Rates Are Always Changing
Auto finance terms and interest rates are always changing. The banks update their rates at the beginning of each month to reflect the current economic climate. Manufacturers also follow this practice, updating their rates and incentives at the beginning of each month.
If you’re shopping for a new car and it’s near the end of the month and your salesperson tells you that you need to make a decision before the end of the month, this is why. They simply just don’t know what the rates and incentives will be the following month and it may change the deal you’ve been working hard to negotiate.
Subvented interest rates are the 0% offers you see from manufacturers on new cars only. They adjust these rates up and down at will depending on a variety of factors.
Again, if your salesperson is ‘rushing’ you near the end of the month, it’s because they can’t predict the future and do not want your deal to get worse because of an adjustment in interest rates.
Current Prime Rates
The average person buys a new car every 4 – 5 years (some more, some less). Combine this with ever-changing interest rates and that means that the rate you got when you bought your last car might not be attainable for your next car.
For example, if you financed a used car 5 years ago (in 2014), you may have enjoyed an interest rate of 3.99% or 4.99%. As of the writing of this article (2019) the current prime rate in Canada is at 3.95%. We all know that the banks don’t work for free. You can see how in today’s climate it’s impossible to get that 3.99% you enjoyed on your last car.
The average prime bank rates for car loans right now are between 5.75% and 7% through any dealership. It is different financing through a bank vs. financing through a dealership.
The Dealership vs Your Bank
Dealers belong to a dealer network and are able to access discounted rates from banks for car loans. Sometimes a Credit Union will be able to beat the rate offered at a dealership, but usually they’re very similar or even slightly higher.
If you walked into a Scotiabank branch today and asked for a car loan, regardless of your credit, you would be quoted somewhere from 8-10%. That same car loan financed through Scotiabank, but using a dealership would be in the aforementioned 5.75-7%.
Banks want dealerships, rather than their branch employees writing car loans.
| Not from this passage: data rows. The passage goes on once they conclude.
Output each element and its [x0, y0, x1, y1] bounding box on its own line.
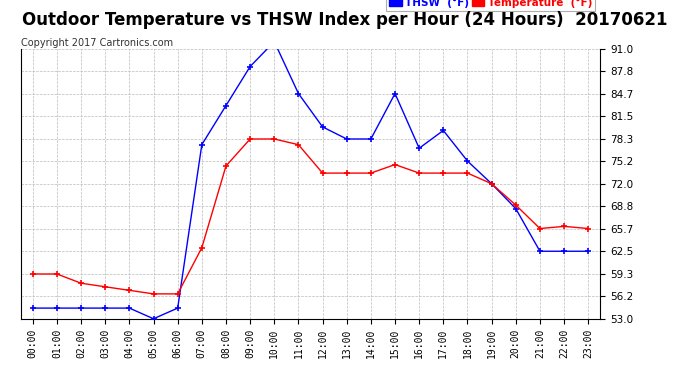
Text: Copyright 2017 Cartronics.com: Copyright 2017 Cartronics.com [21, 38, 172, 48]
Legend: THSW  (°F), Temperature  (°F): THSW (°F), Temperature (°F) [386, 0, 595, 11]
Text: Outdoor Temperature vs THSW Index per Hour (24 Hours)  20170621: Outdoor Temperature vs THSW Index per Ho… [22, 11, 668, 29]
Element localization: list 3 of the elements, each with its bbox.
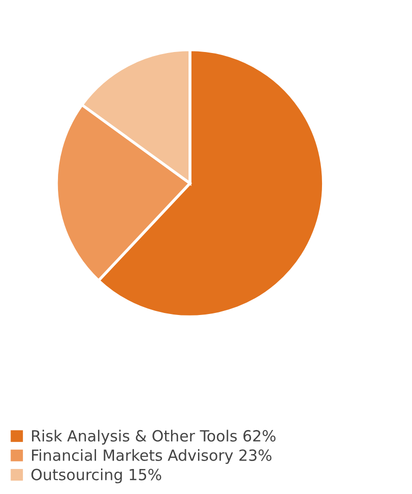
legend-label: Financial Markets Advisory 23% [32,449,272,464]
legend-label: Risk Analysis & Other Tools 62% [32,430,276,445]
legend-label: Outsourcing 15% [31,468,162,484]
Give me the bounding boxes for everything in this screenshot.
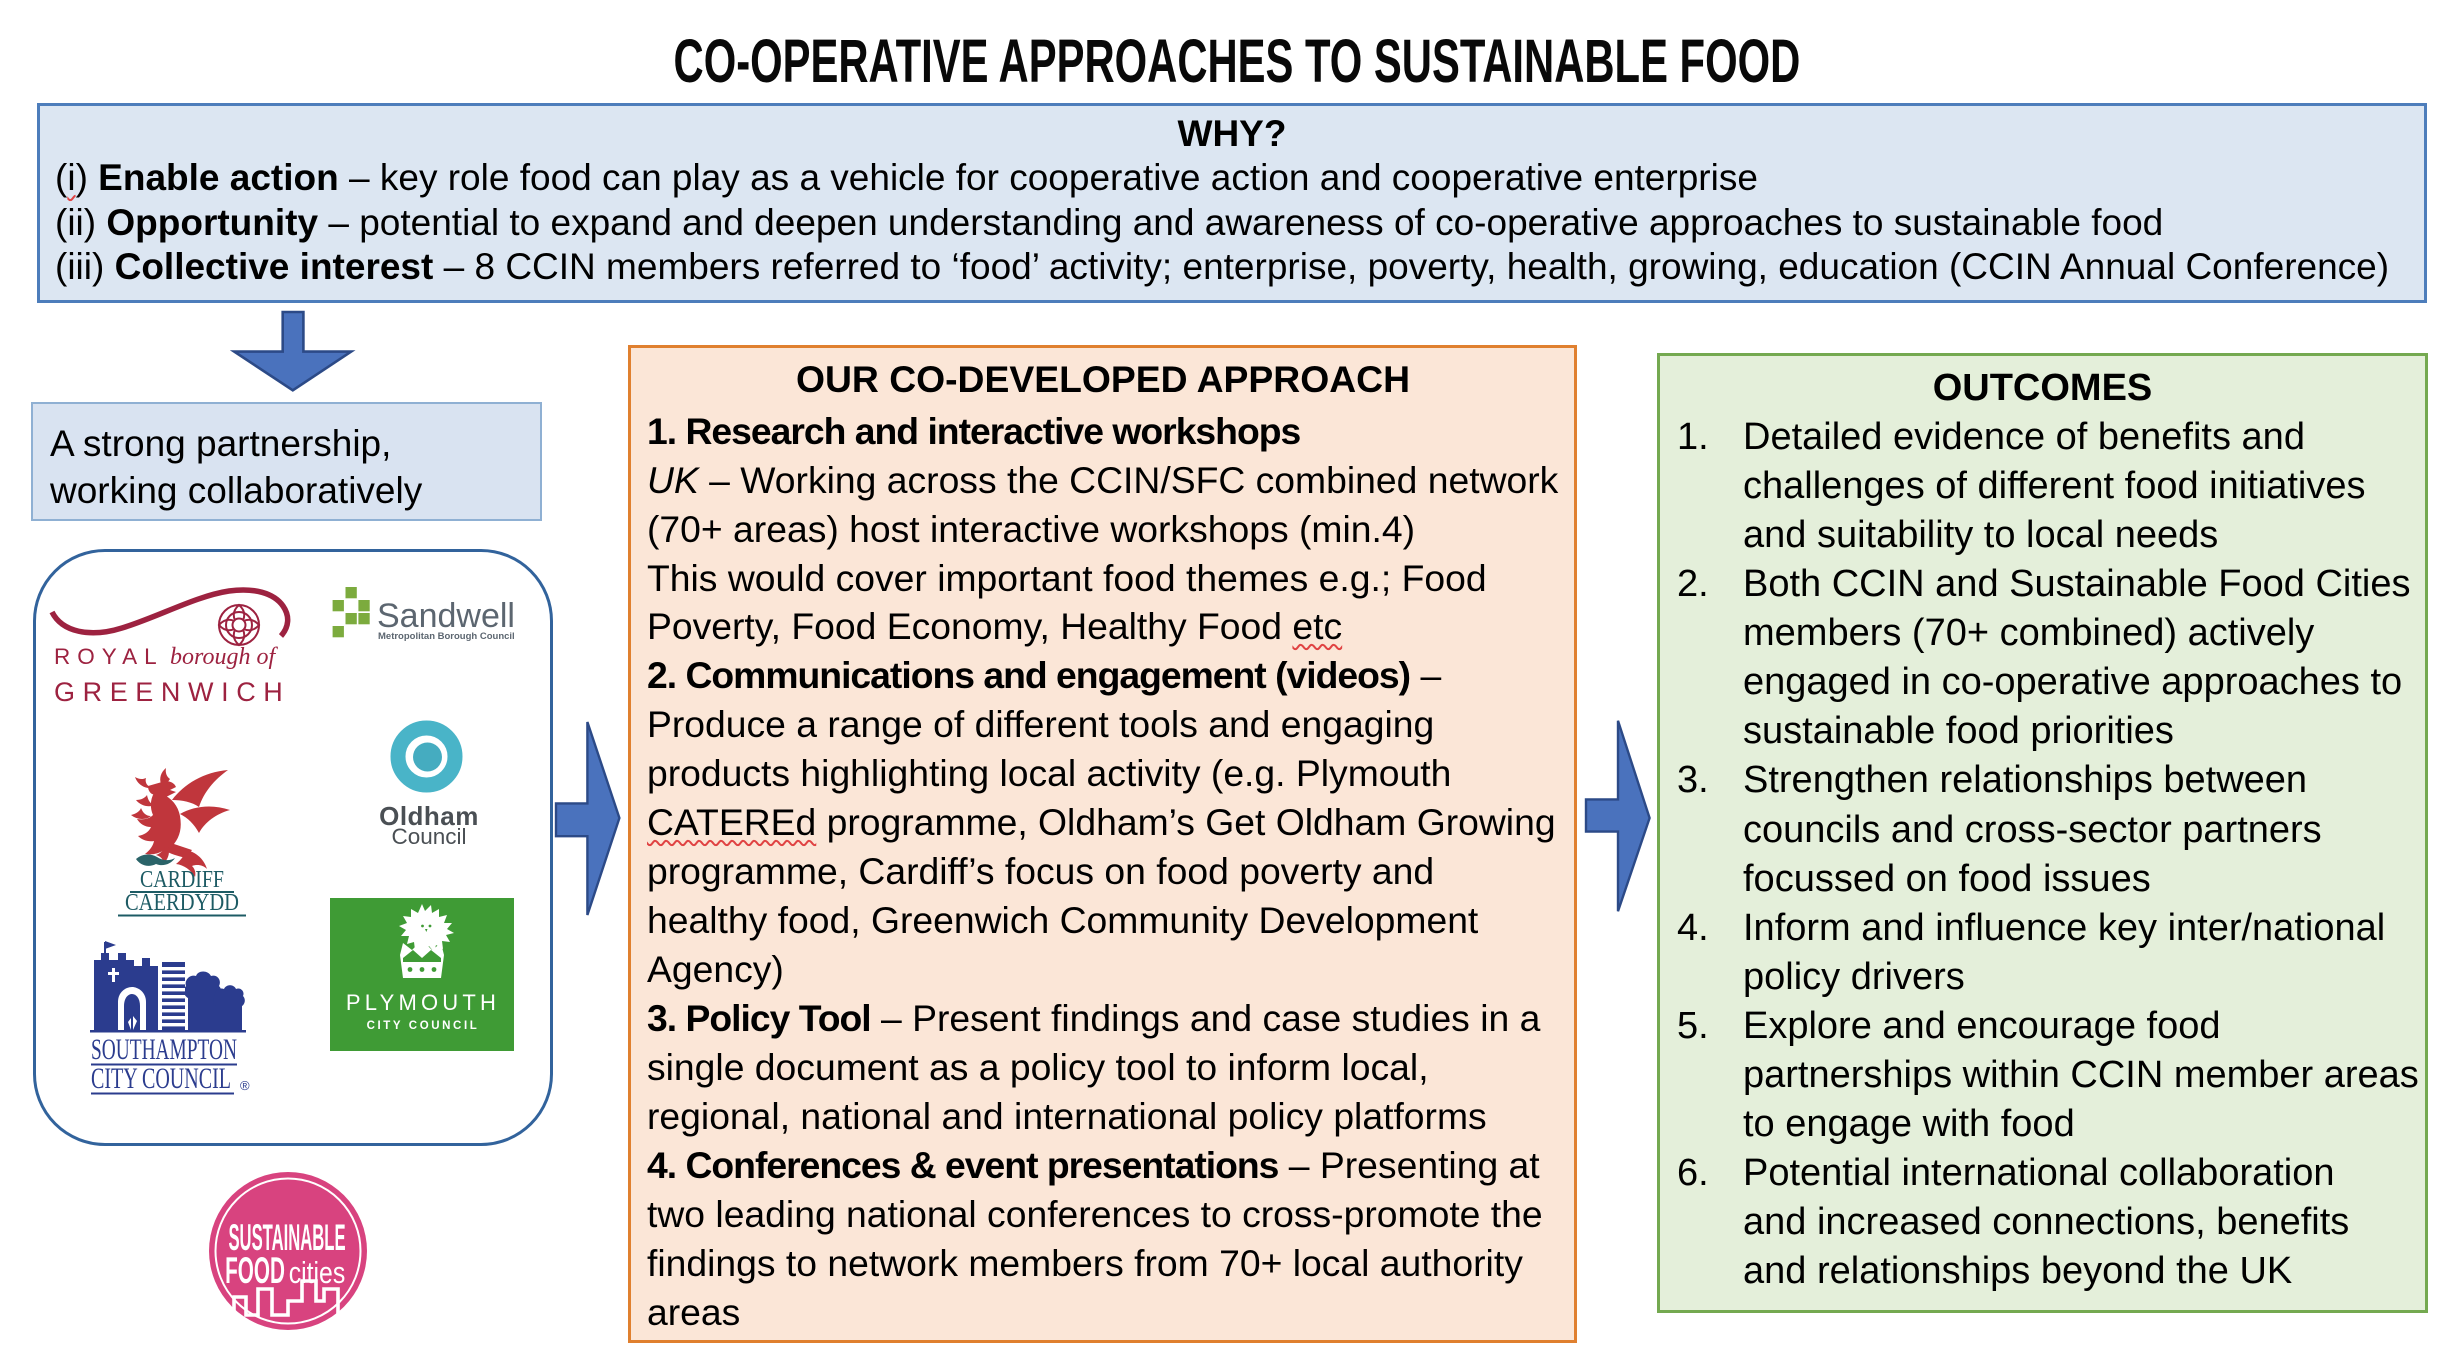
svg-text:®: ®: [240, 1078, 250, 1093]
svg-text:CITY COUNCIL: CITY COUNCIL: [91, 1062, 231, 1095]
svg-text:CITY COUNCIL: CITY COUNCIL: [367, 1020, 480, 1032]
svg-text:PLYMOUTH: PLYMOUTH: [346, 990, 500, 1015]
svg-text:CAERDYDD: CAERDYDD: [125, 889, 239, 916]
svg-text:borough of: borough of: [170, 644, 278, 670]
svg-text:ROYAL: ROYAL: [54, 644, 164, 669]
svg-text:Metropolitan Borough Council: Metropolitan Borough Council: [378, 631, 515, 642]
svg-text:SUSTAINABLE: SUSTAINABLE: [228, 1218, 345, 1259]
svg-text:GREENWICH: GREENWICH: [54, 677, 290, 707]
svg-text:FOOD: FOOD: [225, 1251, 285, 1292]
svg-text:CARDIFF: CARDIFF: [140, 866, 224, 893]
svg-text:SOUTHAMPTON: SOUTHAMPTON: [91, 1033, 237, 1066]
svg-text:Oldham: Oldham: [379, 801, 479, 831]
svg-text:Sandwell: Sandwell: [377, 597, 515, 635]
svg-text:Council: Council: [391, 824, 466, 849]
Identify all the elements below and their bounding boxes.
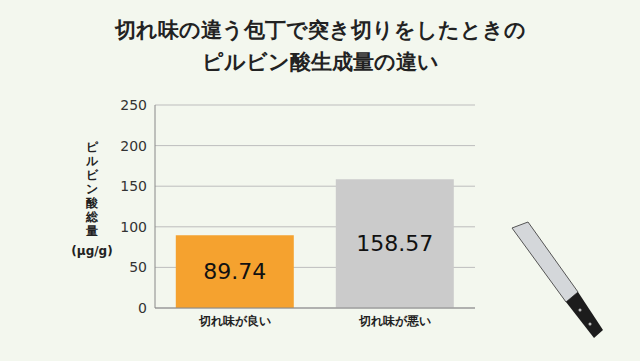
html-text:酸: 酸 (86, 196, 98, 210)
html-text:切れ味の違う包丁で突き切りをしたときの: 切れ味の違う包丁で突き切りをしたときの (114, 18, 526, 42)
svg-text:200: 200 (120, 138, 147, 154)
html-text:ビ: ビ (86, 168, 98, 182)
html-text:量: 量 (86, 224, 98, 238)
html-text:ン: ン (86, 182, 98, 196)
svg-text:158.57: 158.57 (356, 231, 433, 256)
svg-text:150: 150 (120, 178, 147, 194)
svg-text:50: 50 (129, 259, 147, 275)
svg-text:100: 100 (120, 219, 147, 235)
svg-text:切れ味が良い: 切れ味が良い (198, 314, 271, 328)
svg-text:250: 250 (120, 97, 147, 113)
html-text:ピルビン酸生成量の違い: ピルビン酸生成量の違い (201, 50, 439, 74)
html-text:ピ: ピ (86, 140, 98, 154)
svg-text:89.74: 89.74 (203, 259, 266, 284)
html-text:(μg/g): (μg/g) (71, 244, 113, 258)
html-text:ル: ル (86, 154, 98, 168)
svg-text:切れ味が悪い: 切れ味が悪い (358, 314, 431, 328)
svg-text:0: 0 (138, 300, 147, 316)
html-text:総: 総 (86, 210, 98, 224)
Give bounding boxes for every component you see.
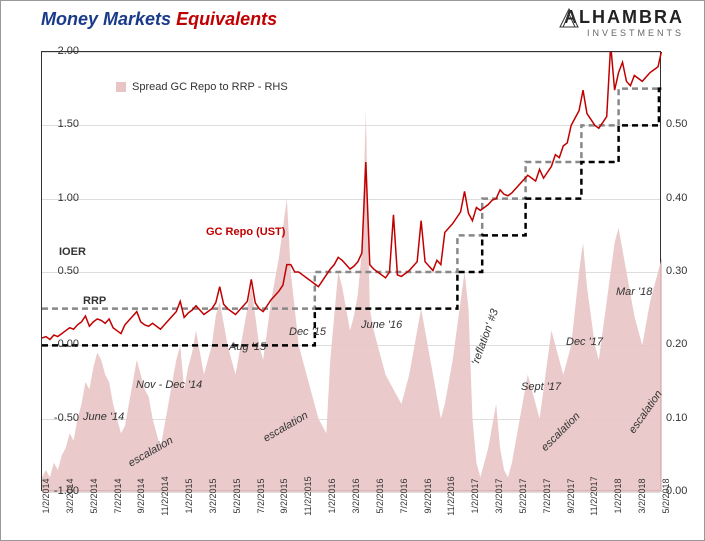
x-tick: 9/2/2014 — [136, 478, 146, 513]
x-tick: 1/2/2016 — [327, 478, 337, 513]
y-right-tick: 0.40 — [666, 192, 687, 204]
annotation: IOER — [59, 246, 86, 258]
legend-label: Spread GC Repo to RRP - RHS — [132, 81, 288, 93]
gc-repo-line — [42, 52, 662, 339]
title-money-markets: Money Markets — [41, 9, 171, 29]
x-tick: 7/2/2015 — [256, 478, 266, 513]
y-left-tick: 2.00 — [58, 45, 79, 57]
x-tick: 5/2/2014 — [89, 478, 99, 513]
annotation: RRP — [83, 295, 106, 307]
x-tick: 9/2/2017 — [566, 478, 576, 513]
chart-container: Money Markets Equivalents ALHAMBRA INVES… — [0, 0, 705, 541]
annotation: Nov - Dec '14 — [136, 379, 202, 391]
x-tick: 3/2/2015 — [208, 478, 218, 513]
x-tick: 1/2/2018 — [613, 478, 623, 513]
legend-spread: Spread GC Repo to RRP - RHS — [116, 81, 288, 93]
y-right-tick: 0.50 — [666, 118, 687, 130]
y-right-tick: 0.10 — [666, 412, 687, 424]
title-equivalents: Equivalents — [176, 9, 277, 29]
spread-area — [42, 111, 662, 492]
x-tick: 3/2/2014 — [65, 478, 75, 513]
x-tick: 11/2/2016 — [446, 476, 456, 515]
y-right-tick: 0.30 — [666, 265, 687, 277]
x-tick: 1/2/2015 — [184, 478, 194, 513]
x-tick: 3/2/2017 — [494, 478, 504, 513]
annotation: Sept '17 — [521, 381, 561, 393]
annotation: Dec '17 — [566, 336, 603, 348]
annotation: Dec '15 — [289, 326, 326, 338]
x-tick: 11/2/2017 — [589, 476, 599, 515]
y-left-tick: 1.00 — [58, 192, 79, 204]
y-left-tick: 0.00 — [58, 338, 79, 350]
x-tick: 11/2/2014 — [160, 476, 170, 515]
x-tick: 7/2/2016 — [399, 478, 409, 513]
chart-title: Money Markets Equivalents — [41, 9, 277, 30]
x-tick: 5/2/2016 — [375, 478, 385, 513]
logo: ALHAMBRA INVESTMENTS — [558, 7, 684, 38]
x-tick: 3/2/2018 — [637, 478, 647, 513]
annotation: June '16 — [361, 319, 402, 331]
legend-swatch — [116, 82, 126, 92]
annotation: GC Repo (UST) — [206, 226, 285, 238]
x-tick: 11/2/2015 — [303, 476, 313, 515]
x-tick: 3/2/2016 — [351, 478, 361, 513]
annotation: Mar '18 — [616, 286, 652, 298]
x-tick: 9/2/2015 — [279, 478, 289, 513]
x-tick: 5/2/2015 — [232, 478, 242, 513]
x-tick: 1/2/2017 — [470, 478, 480, 513]
x-tick: 5/2/2017 — [518, 478, 528, 513]
y-left-tick: 0.50 — [58, 265, 79, 277]
x-tick: 7/2/2014 — [113, 478, 123, 513]
x-tick: 7/2/2017 — [542, 478, 552, 513]
rrp-line — [42, 89, 662, 346]
x-tick: 5/2/2018 — [661, 478, 671, 513]
x-tick: 1/2/2014 — [41, 478, 51, 513]
x-tick: 9/2/2016 — [423, 478, 433, 513]
y-right-tick: 0.20 — [666, 338, 687, 350]
y-left-tick: 1.50 — [58, 118, 79, 130]
annotation: June '14 — [83, 411, 124, 423]
y-left-tick: -0.50 — [54, 412, 79, 424]
annotation: Aug '15 — [229, 341, 266, 353]
logo-sub: INVESTMENTS — [558, 28, 684, 38]
logo-brand: ALHAMBRA — [564, 7, 684, 27]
This is because the banks would rather focus on more profitable products like mortgages and lines of credit. A dealership could write anywhere from a few hundred to a few thousand car loans per year. This saves the bank branches a ton of time and energy that can be invested elsewhere.
Typically, the only way a bank branch can beat a dealer interest rate is by offering a line of credit to their customers instead. While it might seem like a good idea on paper because the interest rate is a little bit lower, in a future article we’ll discuss while it’s not a good idea to finance a car using a line of credit and how it can actually cost you MORE over the term.
Subprime rates are higher interest rates that banks offer to customers with blemishes on their credit bureau.
These blemishes may come in the form of:
- Late payments
- Written off credit accounts
- Over limit balances on credit cards or lines of credit
- Consumer proposals
- And more..
Currently, subprime car loan rates can fall into a very wide range: from around 8% all the way up to as high as 30% depending on the application.
Because these loans come at a higher rate, banks agree to take on more risk. This is how you can go through a bankruptcy and still get a new car – you just have to pay a higher interest rate.
If you find yourself in a subprime loan (with a high interest rate) you typically need to stay in that loan for 1.5 – 2 years with a good payment history before you can expect to obtain a better rate.
The only way to change the interest rate on a loan is to pay out that loan and set up a new one. Loans cannot be modified from their original terms once they are created. This means that you would have to trade in your car for another one in order to get a better interest rate.
It’s important to weigh the options if you are considering doing this. The depreciation of your car (and loss of trade-in value) may be greater than the interest you pay over the remainder of the loan term.